We kicked off the day with some important words from James Reid of the The Leona M. and Harry B. Helmsley Charitable Trust, who reminded participants to focus not just on the now but the future to sustainably improve access to insulin. The first session was an update from the ACCISS Study, highlighting both the global findings on the current insulin landscape and lessons learnt from ACCISS country partners from Tanzania (TANCDA), Peru (CRONICAS) , Mali (Sante Diabetes) and Kyrgyzstan (HPAC). After the updates it was into the expert discussions that would define the rest of the day.
The morning was structured around moderated panels based on achieving the World Health Organization’s targets for people living with type 1 diabetes, starting with HAI’s own Marg Ewen leading on defining and measuring availability and affordability of insulin. This was followed by a panels on improving quality assurance for blood glucose monitoring devices and then a focus on addressing availability of insulin to the last mile (or the last meter!).
To take us into lunch, attendees split up into groups for roundtable discussions around the three panel discussions. These were animated to say the least, and demonstrated the depth of not only knowledge but also passion for the issue from everyone present.
The afternoon sessions shifted the focus to ensuring access to diabetes care in Universal Health Coverage. The first panel here, on making diabetes care sustainable within UHC, was a bit trickier to manage, with two of three speakers joining online (one in the US, one in Thailand), but the technical team did a great job of making the transition from room to online. One of the most eagerly awaited sessions of the day, moderated by Molly Lepeska, was on ensuring diabetes policy is person-centred through true co-creation of policy.

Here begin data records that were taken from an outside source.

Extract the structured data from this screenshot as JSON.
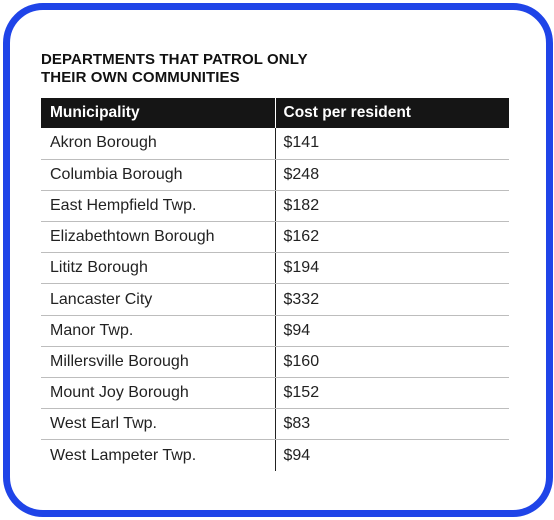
{
  "chart_data": {
    "type": "table",
    "title": [
      "DEPARTMENTS THAT PATROL ONLY",
      "THEIR OWN COMMUNITIES"
    ],
    "columns": [
      "Municipality",
      "Cost per resident"
    ],
    "rows": [
      {
        "name": "Akron Borough",
        "cost": "$141"
      },
      {
        "name": "Columbia Borough",
        "cost": "$248"
      },
      {
        "name": "East Hempfield Twp.",
        "cost": "$182"
      },
      {
        "name": "Elizabethtown Borough",
        "cost": "$162"
      },
      {
        "name": "Lititz Borough",
        "cost": "$194"
      },
      {
        "name": "Lancaster City",
        "cost": "$332"
      },
      {
        "name": "Manor Twp.",
        "cost": "$94"
      },
      {
        "name": "Millersville Borough",
        "cost": "$160"
      },
      {
        "name": "Mount Joy Borough",
        "cost": "$152"
      },
      {
        "name": "West Earl Twp.",
        "cost": "$83"
      },
      {
        "name": "West Lampeter Twp.",
        "cost": "$94"
      }
    ]
  },
  "colors": {
    "frame": "#1f44e8",
    "header_bg": "#151515",
    "header_text": "#ffffff"
  }
}
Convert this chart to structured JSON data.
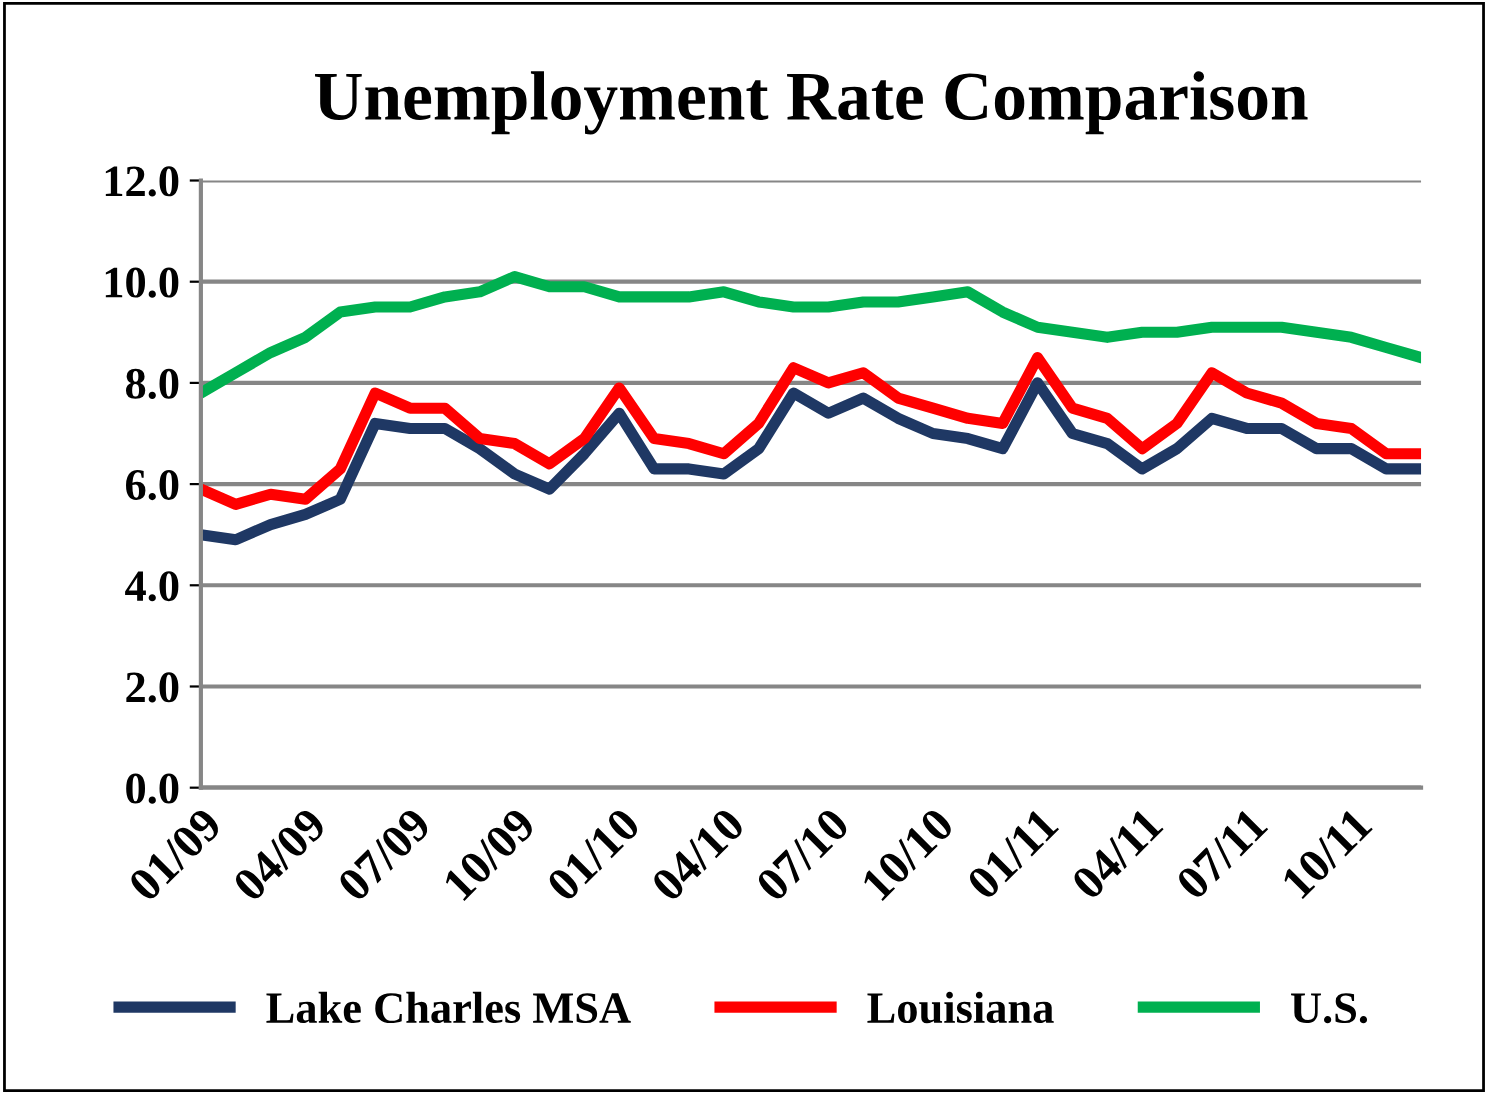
{
  "chart_data": {
    "type": "line",
    "title": "Unemployment Rate Comparison",
    "categories": [
      "01/09",
      null,
      null,
      "04/09",
      null,
      null,
      "07/09",
      null,
      null,
      "10/09",
      null,
      null,
      "01/10",
      null,
      null,
      "04/10",
      null,
      null,
      "07/10",
      null,
      null,
      "10/10",
      null,
      null,
      "01/11",
      null,
      null,
      "04/11",
      null,
      null,
      "07/11",
      null,
      null,
      "10/11",
      null,
      null
    ],
    "series": [
      {
        "name": "Lake Charles MSA",
        "color": "#1f3864",
        "values": [
          5.0,
          4.9,
          5.2,
          5.4,
          5.7,
          7.2,
          7.1,
          7.1,
          6.7,
          6.2,
          5.9,
          6.6,
          7.4,
          6.3,
          6.3,
          6.2,
          6.7,
          7.8,
          7.4,
          7.7,
          7.3,
          7.0,
          6.9,
          6.7,
          8.0,
          7.0,
          6.8,
          6.3,
          6.7,
          7.3,
          7.1,
          7.1,
          6.7,
          6.7,
          6.3,
          6.3
        ]
      },
      {
        "name": "Louisiana",
        "color": "#ff0000",
        "values": [
          5.9,
          5.6,
          5.8,
          5.7,
          6.3,
          7.8,
          7.5,
          7.5,
          6.9,
          6.8,
          6.4,
          6.9,
          7.9,
          6.9,
          6.8,
          6.6,
          7.2,
          8.3,
          8.0,
          8.2,
          7.7,
          7.5,
          7.3,
          7.2,
          8.5,
          7.5,
          7.3,
          6.7,
          7.2,
          8.2,
          7.8,
          7.6,
          7.2,
          7.1,
          6.6,
          6.6
        ]
      },
      {
        "name": "U.S.",
        "color": "#00b050",
        "values": [
          7.8,
          8.2,
          8.6,
          8.9,
          9.4,
          9.5,
          9.5,
          9.7,
          9.8,
          10.1,
          9.9,
          9.9,
          9.7,
          9.7,
          9.7,
          9.8,
          9.6,
          9.5,
          9.5,
          9.6,
          9.6,
          9.7,
          9.8,
          9.4,
          9.1,
          9.0,
          8.9,
          9.0,
          9.0,
          9.1,
          9.1,
          9.1,
          9.0,
          8.9,
          8.7,
          8.5
        ]
      }
    ],
    "ylim": [
      0,
      12
    ],
    "yticks": [
      {
        "value": 0,
        "label": "0.0"
      },
      {
        "value": 2,
        "label": "2.0"
      },
      {
        "value": 4,
        "label": "4.0"
      },
      {
        "value": 6,
        "label": "6.0"
      },
      {
        "value": 8,
        "label": "8.0"
      },
      {
        "value": 10,
        "label": "10.0"
      },
      {
        "value": 12,
        "label": "12.0"
      }
    ],
    "grid": "y",
    "legend": "bottom",
    "marker": "none",
    "line_style": "solid"
  }
}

The final panel was on turning diabetes promises into practice, including hearing real-life experiences from Tanzania on transitioning to a national diabetes programme, from Kyrgyzstan on carrying out doctor and nurse training to implement diabetes clinical guidelines and thoughts on how technology can be used to create more equity in care. After another set of roundtable breakout discussions, it was back to the plenary for the final wrap up session, led by Hans Hogerzeil who summarised the day for us – a big task considering how full the agenda was, but one he handled typically well.
One thing that everyone could agree on was, no matter how interesting the discussions of the day had been, it was absolutely essential that joint efforts and exchange continued for a long time to come.
Many thanks to our ACCISS donor, The Helmsley Charitable Trust, for their support in making important discussions like this happen.